It would be all too easy to allow myself to fall into despair about not having a place of my own and worrying myself to death over what’s not happening in my life right now. Everyday there is something, never enough this, never enough that and even though it can be a rollercoaster sometimes, I still have a lot to be thankful for. For one thing, I have access to clean water. I have the ability to work on getting a degree even though there is no guarantee of a job in the field I’m studying for. My kids are physically healthy and know that although we may have it rough right now, I’m not giving up on a better future for them. I don’t let them see me getting caught up in a whining fest or downward spiral into anger. Sometimes my teenager and I get into it because teenagers “know” more than they actually do but compared to some others I’ve seen, I think I’ve been fortunate that she hasn’t gotten into drugs, gotten pregnant or landed in jail. When it came to bringing donations to Nickelsville, I stood back for a moment while watching her unload the back of Caly’s car as though she had done this all her life. Sometimes her little sister gets on her nerves and typical bickering does occur but in those moments when they bond together, well, words can’t describe what I feel.
Laughter softens the bitter pill of how we live, especially when it comes to my 7-year old. From asking about tentacles and Chinas to borrowing cameras and making her own videos, she really surprises me. Here is a link to a video done last year of her when asked a question: http://www.facebook.com/home.php?#!/video/video.php?v=125655337449632
My teen is the quiet artistic personality. She loves to draw and is an anime fan, especially Manga. I have to monitor what kind of Manga she looks at because not all of it is age appropriate as we once discovered when she got a hold of a book that made me blush! She found it at the local library and I had to tell her that just because something is “cartoonish” doesn’t mean it isn’t adult.

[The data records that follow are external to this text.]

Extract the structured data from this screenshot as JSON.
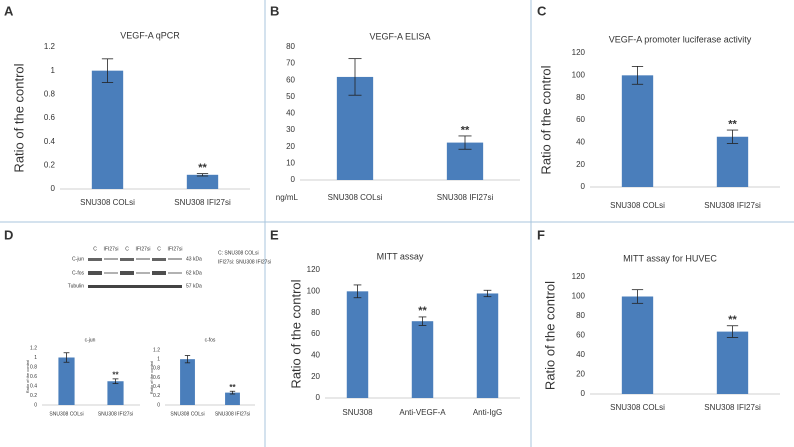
{
  "panels": [
    "A",
    "B",
    "C",
    "D",
    "E",
    "F"
  ],
  "blot": {
    "lanes": [
      "C",
      "IFI27si",
      "C",
      "IFI27si",
      "C",
      "IFI27si"
    ],
    "rows": [
      {
        "name": "C-jun",
        "size": "43 kDa"
      },
      {
        "name": "C-fos",
        "size": "62 kDa"
      },
      {
        "name": "Tubulin",
        "size": "57 kDa"
      }
    ],
    "legend": [
      "C: SNU308 COLsi",
      "IFI27si: SNU308 IFI27si"
    ]
  },
  "chart_data": [
    {
      "type": "bar",
      "title": "VEGF-A qPCR",
      "y_label": "Ratio of the control",
      "color": "#4a7ebb",
      "categories": [
        "SNU308 COLsi",
        "SNU308 IFI27si"
      ],
      "values": [
        1.0,
        0.12
      ],
      "errors": [
        0.1,
        0.01
      ],
      "annotations": [
        null,
        "**"
      ],
      "ylim": [
        0,
        1.2
      ],
      "yticks": [
        0,
        0.2,
        0.4,
        0.6,
        0.8,
        1,
        1.2
      ]
    },
    {
      "type": "bar",
      "title": "VEGF-A ELISA",
      "y_unit": "ng/mL",
      "color": "#4a7ebb",
      "categories": [
        "SNU308 COLsi",
        "SNU308 IFI27si"
      ],
      "values": [
        62,
        22.5
      ],
      "errors": [
        11,
        4
      ],
      "annotations": [
        null,
        "**"
      ],
      "ylim": [
        0,
        80
      ],
      "yticks": [
        0,
        10,
        20,
        30,
        40,
        50,
        60,
        70,
        80
      ]
    },
    {
      "type": "bar",
      "title": "VEGF-A promoter luciferase activity",
      "y_label": "Ratio of the control",
      "color": "#4a7ebb",
      "categories": [
        "SNU308 COLsi",
        "SNU308 IFI27si"
      ],
      "values": [
        100,
        45
      ],
      "errors": [
        8,
        6
      ],
      "annotations": [
        null,
        "**"
      ],
      "ylim": [
        0,
        120
      ],
      "yticks": [
        0,
        20,
        40,
        60,
        80,
        100,
        120
      ]
    },
    {
      "type": "bar",
      "title": "c-jun",
      "y_label": "Ratio of the control",
      "color": "#4a7ebb",
      "categories": [
        "SNU308 COLsi",
        "SNU308 IFI27si"
      ],
      "values": [
        1.0,
        0.5
      ],
      "errors": [
        0.1,
        0.05
      ],
      "annotations": [
        null,
        "**"
      ],
      "ylim": [
        0,
        1.2
      ],
      "yticks": [
        0,
        0.2,
        0.4,
        0.6,
        0.8,
        1,
        1.2
      ]
    },
    {
      "type": "bar",
      "title": "c-fos",
      "y_label": "Ratio of the control",
      "color": "#4a7ebb",
      "categories": [
        "SNU308 COLsi",
        "SNU308 IFI27si"
      ],
      "values": [
        1.0,
        0.27
      ],
      "errors": [
        0.08,
        0.03
      ],
      "annotations": [
        null,
        "**"
      ],
      "ylim": [
        0,
        1.2
      ],
      "yticks": [
        0,
        0.2,
        0.4,
        0.6,
        0.8,
        1,
        1.2
      ]
    },
    {
      "type": "bar",
      "title": "MITT assay",
      "y_label": "Ratio of the control",
      "color": "#4a7ebb",
      "categories": [
        "SNU308",
        "Anti-VEGF-A",
        "Anti-IgG"
      ],
      "values": [
        100,
        72,
        98
      ],
      "errors": [
        6,
        4,
        3
      ],
      "annotations": [
        null,
        "**",
        null
      ],
      "ylim": [
        0,
        120
      ],
      "yticks": [
        0,
        20,
        40,
        60,
        80,
        100,
        120
      ]
    },
    {
      "type": "bar",
      "title": "MITT assay for HUVEC",
      "y_label": "Ratio of the control",
      "color": "#4a7ebb",
      "categories": [
        "SNU308 COLsi",
        "SNU308 IFI27si"
      ],
      "values": [
        100,
        64
      ],
      "errors": [
        7,
        6
      ],
      "annotations": [
        null,
        "**"
      ],
      "ylim": [
        0,
        120
      ],
      "yticks": [
        0,
        20,
        40,
        60,
        80,
        100,
        120
      ]
    }
  ]
}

In the back of mind, when I knew we were going to be living out of a vehicle, I had to remind myself that the path I’m on must be leading me somewhere I just didn’t know where. This is what my philosophy has always been even when I was a kid because the experiences I’ve had always prove it. If I hadn’t become homeless, with kids, would I be able to write about it the way I do? Would I be able to understand others in the same situation if I had never experienced for myself what other people don’t want to believe is true? So many times people carelessly would comment that I should just go on welfare until I educated them that in all honesty, there is no such thing as welfare of American citizens any more.
If I hadn’t become homeless, I wouldn’t have met all the people I’ve met so far with their own stories to tell. If I hadn’t been homeless, I would’ve never found out about change.org and all the nice folks there. I wouldn’t even be on wordpress.com if I hadn’t been homeless. I keep wondering where my path will end but I know it began with me and the choices I’ve made so far. Going back to school felt scary at first but what did I have to lose? If I’m ever going to get out of this, I’ll have to fight my way out.
In the meantime, I will continue talking about the homeless and confronting stupidity wherever I find it. No matter how much any of us would like to give up, don’t. Don’t let the apathy and indifference of ignorant people keep you from helping yourself. Don’t let negativity infect your spirit because the truth is, we are our own worst enemies and it is time to start being best friends with ourselves.
If someone were to ask me if I would do this all over again, the answer is yes, I would.